Whilst the artist was far from cavalier in relation to the costume of his figures, he informed me that he had to raid his own wardrobe and recruited his friends and others as models. For example, the seated figure in the foreground looking towards O’Neill is none other than the painter Seán Keating; the young barelegged boy on the right is a youth from the tenements of York Street, Dublin. Needless to say, the figure of the friar in particular, from the perspective of 2007, confirms the traditional ‘faith and fatherland’ interpretation implicit in the painting. On the left of the painting Ryan depicts a departing soldier saying his farewells to wife and child, a repeated element of many paintings of later emigrant departures across Europe. Here too sit those representing the despoiled figures abandoned to their fate under the soon-to-be-established new order of Planter hegemony.

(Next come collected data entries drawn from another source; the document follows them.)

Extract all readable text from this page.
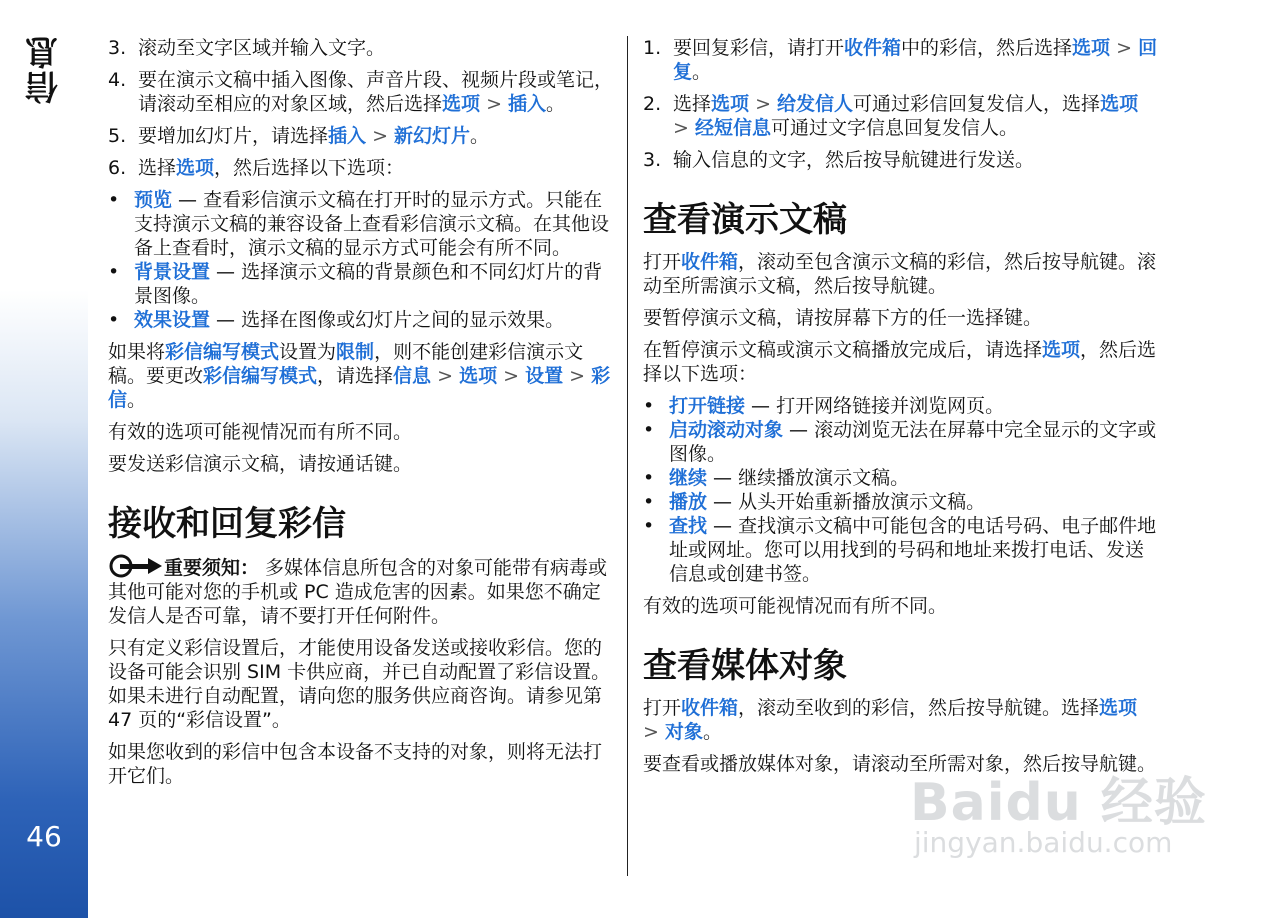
信息
46
3. 滚动至文字区域并输入文字。
4. 要在演示文稿中插入图像、声音片段、视频片段或笔记，请滚动至相应的对象区域，然后选择选项 > 插入。
5. 要增加幻灯片，请选择插入 > 新幻灯片。
6. 选择选项，然后选择以下选项：
• 预览 — 查看彩信演示文稿在打开时的显示方式。只能在支持演示文稿的兼容设备上查看彩信演示文稿。在其他设备上查看时，演示文稿的显示方式可能会有所不同。
• 背景设置 — 选择演示文稿的背景颜色和不同幻灯片的背景图像。
• 效果设置 — 选择在图像或幻灯片之间的显示效果。

如果将彩信编写模式设置为限制，则不能创建彩信演示文稿。要更改彩信编写模式，请选择信息 > 选项 > 设置 > 彩信。

有效的选项可能视情况而有所不同。

要发送彩信演示文稿，请按通话键。

接收和回复彩信

重要须知： 多媒体信息所包含的对象可能带有病毒或其他可能对您的手机或 PC 造成危害的因素。如果您不确定发信人是否可靠，请不要打开任何附件。

只有定义彩信设置后，才能使用设备发送或接收彩信。您的设备可能会识别 SIM 卡供应商，并已自动配置了彩信设置。如果未进行自动配置，请向您的服务供应商咨询。请参见第 47 页的“彩信设置”。

如果您收到的彩信中包含本设备不支持的对象，则将无法打开它们。

1. 要回复彩信，请打开收件箱中的彩信，然后选择选项 > 回复。
2. 选择选项 > 给发信人可通过彩信回复发信人，选择选项 > 经短信息可通过文字信息回复发信人。
3. 输入信息的文字，然后按导航键进行发送。
查看演示文稿

打开收件箱，滚动至包含演示文稿的彩信，然后按导航键。滚动至所需演示文稿，然后按导航键。

要暂停演示文稿，请按屏幕下方的任一选择键。

在暂停演示文稿或演示文稿播放完成后，请选择选项，然后选择以下选项：

• 打开链接 — 打开网络链接并浏览网页。
• 启动滚动对象 — 滚动浏览无法在屏幕中完全显示的文字或图像。
• 继续 — 继续播放演示文稿。
• 播放 — 从头开始重新播放演示文稿。
• 查找 — 查找演示文稿中可能包含的电话号码、电子邮件地址或网址。您可以用找到的号码和地址来拨打电话、发送信息或创建书签。

有效的选项可能视情况而有所不同。

查看媒体对象

打开收件箱，滚动至收到的彩信，然后按导航键。选择选项 > 对象。

要查看或播放媒体对象，请滚动至所需对象，然后按导航键。

Baidu 经验
jingyan.baidu.com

The painting, allotted an unfavourable space, never won the sponsorship prize back in 1958, and the artist, sharing a modest flat, was left with a huge painting on his hands. Initially the work was accommodated in Kennedy’s art shop in Harcourt Street, then migrated to the artist’s home in Rathgar, on to the United Services Club and eventually to its current home in the State Apartments in Dublin Castle. Despite the painting’s being poorly received by the art establishment in 1958, Ryan is emphatic that he was very glad he did it. Apart from what he gained from the experience, it left the Irish public with a striking visual reference point for one of the cardinal events in Irish history and augmented the fairly thin portfolio of paintings depicting scenes from Irish history. Now in 2007 with the attention surrounding the 400th anniversary of the Flight his work is receiving some attention, but for virtually the last half-century few from the worlds of history, art or journalism paid it much heed. The only real interest came from the North, recalled Ryan, reminding me that the Ulster Historical Foundation had used the image for the front cover of Familia, their annual journal, in 2005. Perhaps it is a nice irony that our most enduring visual representation of an event often consigned to the history of Ulster was the creation of a Limerick man.

Patrick Fitzgerald is Development Officer at the Centre for Migration Studies, Ulster-American Folk Park, Omagh.